Nous sommes deux élus, l’un, président du conseil départemental de La Nièvre, l’autre maire de Corbeil-Essonnes. D’après les éditorialistes, tout devrait nous opposer : ici, un territoire rural vieillissant réduit à l’image de la diagonale du vide qui a voté majoritairement pour Marine Le Pen à la dernière présidentielle ; là, une banlieue populaire jeune de la région parisienne qui a voté très largement pour Mélenchon. Le seul trait d’union entre nous serait l’abstention massive, conséquence du fossé qui ne cesse de se creuser entre le peuple et ses représentants et à laquelle tout le monde semble s’être résigné.

Les projets individuels et collectifs locaux sont une source de développement et de réflexion.

Tout nous éloignait et, pourtant, le refus d’une telle résignation nous a rapprochés : de Corbeil à Corbigny, dans les salles des fêtes, les collèges, les hôtels de ville, nous avons patiemment invité des milliers de personnes.
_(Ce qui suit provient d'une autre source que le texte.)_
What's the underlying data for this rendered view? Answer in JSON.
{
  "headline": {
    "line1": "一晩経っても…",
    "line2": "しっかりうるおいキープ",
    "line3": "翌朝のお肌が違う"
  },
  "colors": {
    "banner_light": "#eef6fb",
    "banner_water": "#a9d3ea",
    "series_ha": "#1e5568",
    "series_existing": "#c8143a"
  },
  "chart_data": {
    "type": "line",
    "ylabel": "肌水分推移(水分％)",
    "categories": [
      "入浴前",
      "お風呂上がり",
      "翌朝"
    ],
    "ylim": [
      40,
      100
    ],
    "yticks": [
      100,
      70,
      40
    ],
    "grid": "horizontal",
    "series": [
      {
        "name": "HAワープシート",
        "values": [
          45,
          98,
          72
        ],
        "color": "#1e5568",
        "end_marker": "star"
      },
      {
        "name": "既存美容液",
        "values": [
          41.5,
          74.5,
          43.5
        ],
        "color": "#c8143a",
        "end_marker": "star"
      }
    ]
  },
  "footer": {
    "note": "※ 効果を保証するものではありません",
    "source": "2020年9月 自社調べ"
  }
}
Ils sont venus ! Ils se sont rencontrés, écoutés, nous ont parlé, ont réfléchi avec nous à leur territoire et leur pays… Ces centaines et centaines d’échanges nous font dire à la fois que le pays est bien moins fragmenté qu’on ne le proclame partout et que la situation fait naître des attentes vis-à-vis de la gauche et les écologistes. Il y a de l’espoir.
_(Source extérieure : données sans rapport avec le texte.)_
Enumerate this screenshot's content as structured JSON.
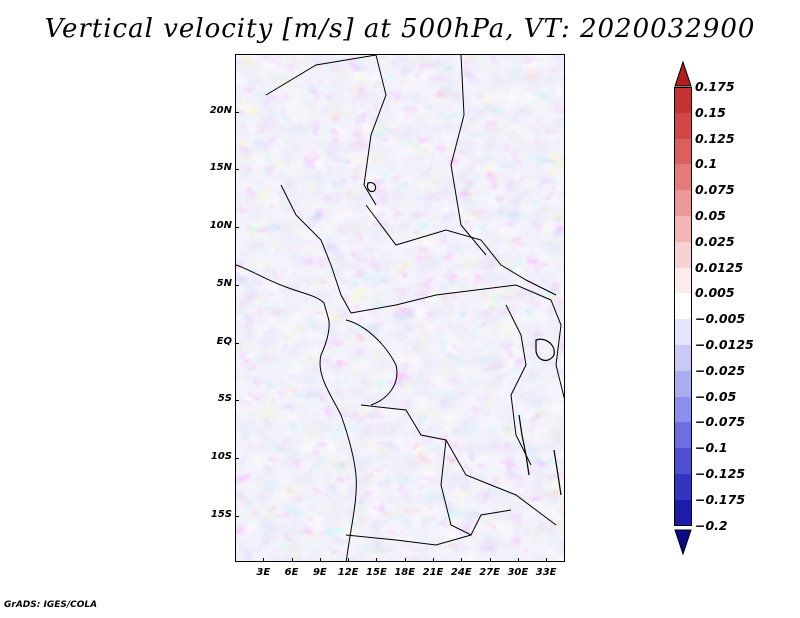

Il y a de l’espoir pourvu que l’on prenne en compte le sentiment de déconsidération des citoyens. Ils sont très nombreux à s’intéresser à la politique mais à regretter que la politique ne s’intéresse pas à eux. Les discours et programmes les enferment dans des cases, des déterminismes territoriaux en décalage avec la réalité qu’ils vivent. Si on prend le temps d’écouter ces habitants, les besoins sont identiques dans la Nièvre et en banlieue parisienne : l’avenir de la jeunesse à investir, le lien humain à retrouver, l’égalité à assurer en matière de santé, d’éducation, d’emploi ou de transports… Si la gauche veut se donner les moyens de porter un projet politique pour notre pays dans trois ans, il n’y a pas à prioriser tel ou tel territoire, mais à créer une véritable dynamique citoyenne en allant écouter et travailler avec les habitants, dans tout le pays. Et l’urgence est de le faire sans a priori ni sectarisme, sans regarder s’ils « sont de gauche », s’ils ont voté Macron ou hésité entre l’abstention et Le Pen. Les écouter tous, pour construire avec eux, voilà la priorité.
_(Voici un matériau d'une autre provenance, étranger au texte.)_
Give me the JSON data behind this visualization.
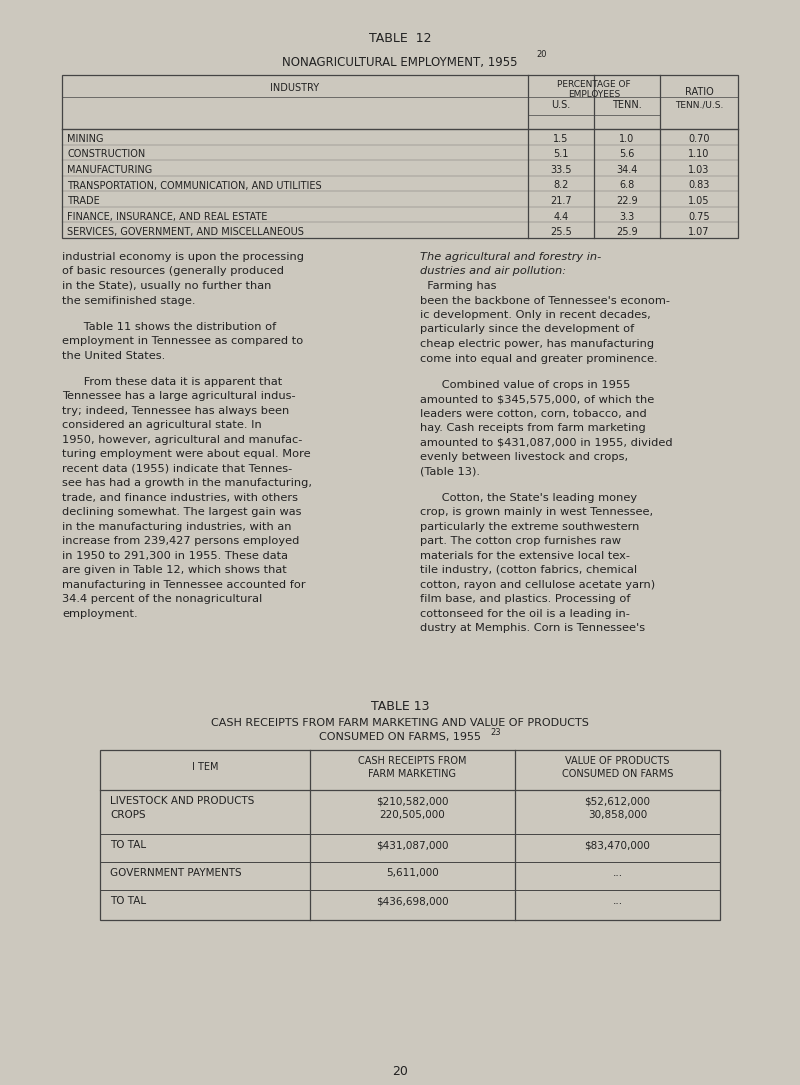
{
  "bg_color": "#ccc8be",
  "title12": "TABLE  12",
  "subtitle12": "NONAGRICULTURAL EMPLOYMENT, 1955",
  "superscript12": "20",
  "table12_rows": [
    [
      "MINING",
      "1.5",
      "1.0",
      "0.70"
    ],
    [
      "CONSTRUCTION",
      "5.1",
      "5.6",
      "1.10"
    ],
    [
      "MANUFACTURING",
      "33.5",
      "34.4",
      "1.03"
    ],
    [
      "TRANSPORTATION, COMMUNICATION, AND UTILITIES",
      "8.2",
      "6.8",
      "0.83"
    ],
    [
      "TRADE",
      "21.7",
      "22.9",
      "1.05"
    ],
    [
      "FINANCE, INSURANCE, AND REAL ESTATE",
      "4.4",
      "3.3",
      "0.75"
    ],
    [
      "SERVICES, GOVERNMENT, AND MISCELLANEOUS",
      "25.5",
      "25.9",
      "1.07"
    ]
  ],
  "left_paragraphs": [
    "industrial economy is upon the processing\nof basic resources (generally produced\nin the State), usually no further than\nthe semifinished stage.",
    "      Table 11 shows the distribution of\nemployment in Tennessee as compared to\nthe United States.",
    "      From these data it is apparent that\nTennessee has a large agricultural indus-\ntry; indeed, Tennessee has always been\nconsidered an agricultural state. In\n1950, however, agricultural and manufac-\nturing employment were about equal. More\nrecent data (1955) indicate that Tennes-\nsee has had a growth in the manufacturing,\ntrade, and finance industries, with others\ndeclining somewhat. The largest gain was\nin the manufacturing industries, with an\nincrease from 239,427 persons employed\nin 1950 to 291,300 in 1955. These data\nare given in Table 12, which shows that\nmanufacturing in Tennessee accounted for\n34.4 percent of the nonagricultural\nemployment."
  ],
  "right_para0_italic": "The agricultural and forestry in-\ndustries and air pollution:",
  "right_para0_normal": "  Farming has\nbeen the backbone of Tennessee's econom-\nic development. Only in recent decades,\nparticularly since the development of\ncheap electric power, has manufacturing\ncome into equal and greater prominence.",
  "right_paragraphs": [
    "      Combined value of crops in 1955\namounted to $345,575,000, of which the\nleaders were cotton, corn, tobacco, and\nhay. Cash receipts from farm marketing\namounted to $431,087,000 in 1955, divided\nevenly between livestock and crops,\n(Table 13).",
    "      Cotton, the State's leading money\ncrop, is grown mainly in west Tennessee,\nparticularly the extreme southwestern\npart. The cotton crop furnishes raw\nmaterials for the extensive local tex-\ntile industry, (cotton fabrics, chemical\ncotton, rayon and cellulose acetate yarn)\nfilm base, and plastics. Processing of\ncottonseed for the oil is a leading in-\ndustry at Memphis. Corn is Tennessee's"
  ],
  "title13": "TABLE 13",
  "subtitle13_line1": "CASH RECEIPTS FROM FARM MARKETING AND VALUE OF PRODUCTS",
  "subtitle13_line2": "CONSUMED ON FARMS, 1955",
  "superscript13": "23",
  "table13_rows": [
    [
      "LIVESTOCK AND PRODUCTS\nCROPS",
      "$210,582,000\n220,505,000",
      "$52,612,000\n30,858,000"
    ],
    [
      "TO TAL",
      "$431,087,000",
      "$83,470,000"
    ],
    [
      "GOVERNMENT PAYMENTS",
      "5,611,000",
      "..."
    ],
    [
      "TO TAL",
      "$436,698,000",
      "..."
    ]
  ],
  "page_number": "20",
  "text_color": "#222222",
  "table_line_color": "#444444"
}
Il y a de l’espoir pourvu que les habitants voient concrètement la confiance que leurs élus ont en eux pour penser et inventer l’avenir. Partout des initiatives nouvelles émergent que la mainmise de l’État central étouffe ; l’absence de droit à l’expérimentation, qu’il s’agisse de citoyens, d’associations, d’entreprises ou de collectivités locales, voilà ce qui malheureusement façonne aujourd’hui notre pays. Voilà longtemps que les électeurs ont compris que la gauche avait du mal à tenir ses engagements. Nul doute que les obstacles (finance, haute administration…) malmènent parfois les ambitions de progrès social. Mais, face à la montée des périls et des inégalités, les Français ne demandent qu’à y croire. Ce que montrent les démarches conduites à Corbeil-Essonnes et dans la Nièvre, c’est que les projets individuels et collectifs locaux sont une source de développement et de réflexion qui peut nourrir un projet politique inscrit dans l’histoire de la gauche et du pays.

Einstein disait : « La folie, c’est de faire toujours la même chose et de s’attendre à un résultat différent ». Alors voilà…

Retrouver du plaisir à réfléchir et chercher ensemble des réponses.

Depuis deux ans, nous allons à la rencontre des gens, mus par deux certitudes : le besoin de restaurer la confiance en construisant les politiques publiques autrement, et la nécessité d’y parvenir par le dialogue direct. Il est évidemment trop tôt pour que nous soyons totalement rassurés sur l’issue du travail politique engagé. En revanche, si rien ne change dans nos pratiques politiques, l’organisation de nos partis ou le mépris pour la question démocratique, la hausse de l’abstention et le recours des derniers votants à un régime autoritaire d’extrême droite se poursuivront.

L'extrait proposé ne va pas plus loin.